Influence of the photoperiod duration on the biological properties of PGPR-bacteria of the soybean rhizosphere (Glycine max (L.) Merr.)

Abstract

Physiological and biochemical properties of the PGPR-bacteria isolated from the rhizosphere of the soybean (Glycine max (L.) Merr), grown under different photoperiod duration were investigated. A short-day soybean cultivar Clark was selected for the study; it was exposed to a long natural day (16 hours – control) and a short day (9 hours – test). The short day was created by darkening the plants with light-tight chambers for three weeks from 5 p.m. to 9 a.m. the next day. The field experiment was carried out at the experimental site of the Department of Physiology and Biochemistry of Plants and Microorganisms of V.N. Karazin Kharkiv National University, located in the Botanical garden of the University. Soil samples from the soybean rhizosphere were taken at the budding phase; the bacteria were isolated in a nitrogen-depleted medium. We studied cultural characteristics of bacteria (Gram stain, bacterial morphology, mobility, type of respiration, oxidase and catalase positivity) and their physiological and biochemical properties (the capability of proteolysis and nitrate reduction). A greater variety of bacteria in terms of cultural properties was isolated from the rhizosphere of soybean grown under long-day conditions. Probably, this is due to the higher intensity of root exudate excretion (chemoattagative factors) during the long day which is caused by different metabolic intensities at various photoperiod lengths. The highest number of isolates with proteolytic activity was observed in bacteria under long-day conditions. This property is considered to have a significant impact on the mineral nutrition of plants.
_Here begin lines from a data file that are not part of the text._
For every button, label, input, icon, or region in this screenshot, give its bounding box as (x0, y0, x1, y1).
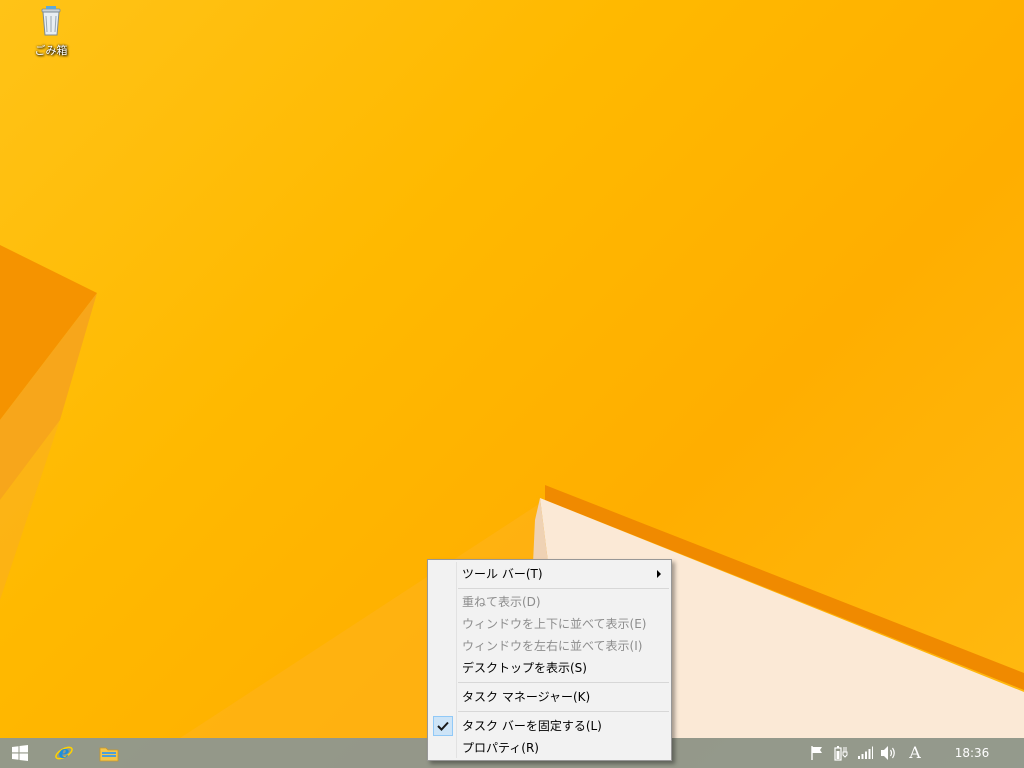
recycle-bin-icon (41, 6, 61, 36)
network-button[interactable] (856, 744, 874, 762)
menu-item-label: タスク マネージャー(K) (462, 690, 591, 704)
menu-item-properties[interactable]: プロパティ(R) (430, 737, 669, 759)
file-explorer-icon (99, 747, 119, 762)
menu-item-toolbars[interactable]: ツール バー(T) (430, 563, 669, 585)
start-button[interactable] (0, 738, 40, 768)
menu-item-label: タスク バーを固定する(L) (462, 719, 602, 733)
menu-item-task-manager[interactable]: タスク マネージャー(K) (430, 686, 669, 708)
power-battery-icon (834, 746, 848, 761)
network-signal-icon (858, 746, 873, 759)
menu-item-show-desktop[interactable]: デスクトップを表示(S) (430, 657, 669, 679)
ime-mode-indicator[interactable]: A (906, 742, 924, 764)
menu-item-label: ツール バー(T) (462, 567, 543, 581)
action-center-flag-icon (811, 746, 822, 760)
menu-item-label: 重ねて表示(D) (462, 595, 541, 609)
menu-item-stack-windows[interactable]: ウィンドウを上下に並べて表示(E) (430, 613, 669, 635)
recycle-bin-shortcut[interactable]: ごみ箱 (22, 4, 80, 58)
menu-item-label: プロパティ(R) (462, 741, 539, 755)
taskbar-clock[interactable]: 18:36 (948, 738, 996, 768)
menu-item-lock-taskbar[interactable]: タスク バーを固定する(L) (430, 715, 669, 737)
menu-separator (458, 711, 669, 712)
action-center-button[interactable] (808, 744, 826, 762)
svg-text:e: e (59, 743, 70, 763)
windows-start-icon (12, 745, 28, 761)
volume-button[interactable] (879, 744, 899, 762)
menu-item-cascade-windows[interactable]: 重ねて表示(D) (430, 591, 669, 613)
menu-separator (458, 682, 669, 683)
power-button[interactable] (832, 744, 850, 762)
file-explorer-button[interactable] (89, 738, 129, 768)
internet-explorer-icon: e (55, 743, 73, 763)
lock-taskbar-checkbox (433, 716, 453, 736)
volume-icon (881, 746, 895, 760)
menu-item-label: ウィンドウを上下に並べて表示(E) (462, 617, 647, 631)
internet-explorer-button[interactable]: e (44, 738, 84, 768)
menu-item-side-by-side-windows[interactable]: ウィンドウを左右に並べて表示(I) (430, 635, 669, 657)
submenu-arrow-icon (657, 570, 661, 578)
checkmark-icon (437, 721, 449, 731)
taskbar-context-menu: ツール バー(T) 重ねて表示(D) ウィンドウを上下に並べて表示(E) ウィン… (427, 559, 672, 761)
menu-separator (458, 588, 669, 589)
recycle-bin-label: ごみ箱 (34, 44, 68, 57)
desktop[interactable]: ごみ箱 e A 18:36 ツール バー(T) 重ねて表示(D) ウィンドウを上… (0, 0, 1024, 768)
menu-item-label: デスクトップを表示(S) (462, 661, 587, 675)
menu-item-label: ウィンドウを左右に並べて表示(I) (462, 639, 643, 653)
Analysis of literature data showed that the higher amount of protein is accumulated in soybean leaves during the long day as a result of intensification of nitrogen nutrition provided by bacteria capable of proteolysis. Under conditions of a short day, a higher number of isolates capable of nitrate reduction was observed. A decrease in the number of isolates capable of nitrate reduction under a long-day condition can be explained by the possible repression of assimilative nitrate reductase by a large amount of ammonium formed during the ammonification of organic substances. Thus, the obtained results suggest that the photoperiod duration can determine physiological and biochemical properties of the rhizosphere microbiota of the plants sensitive to this factor.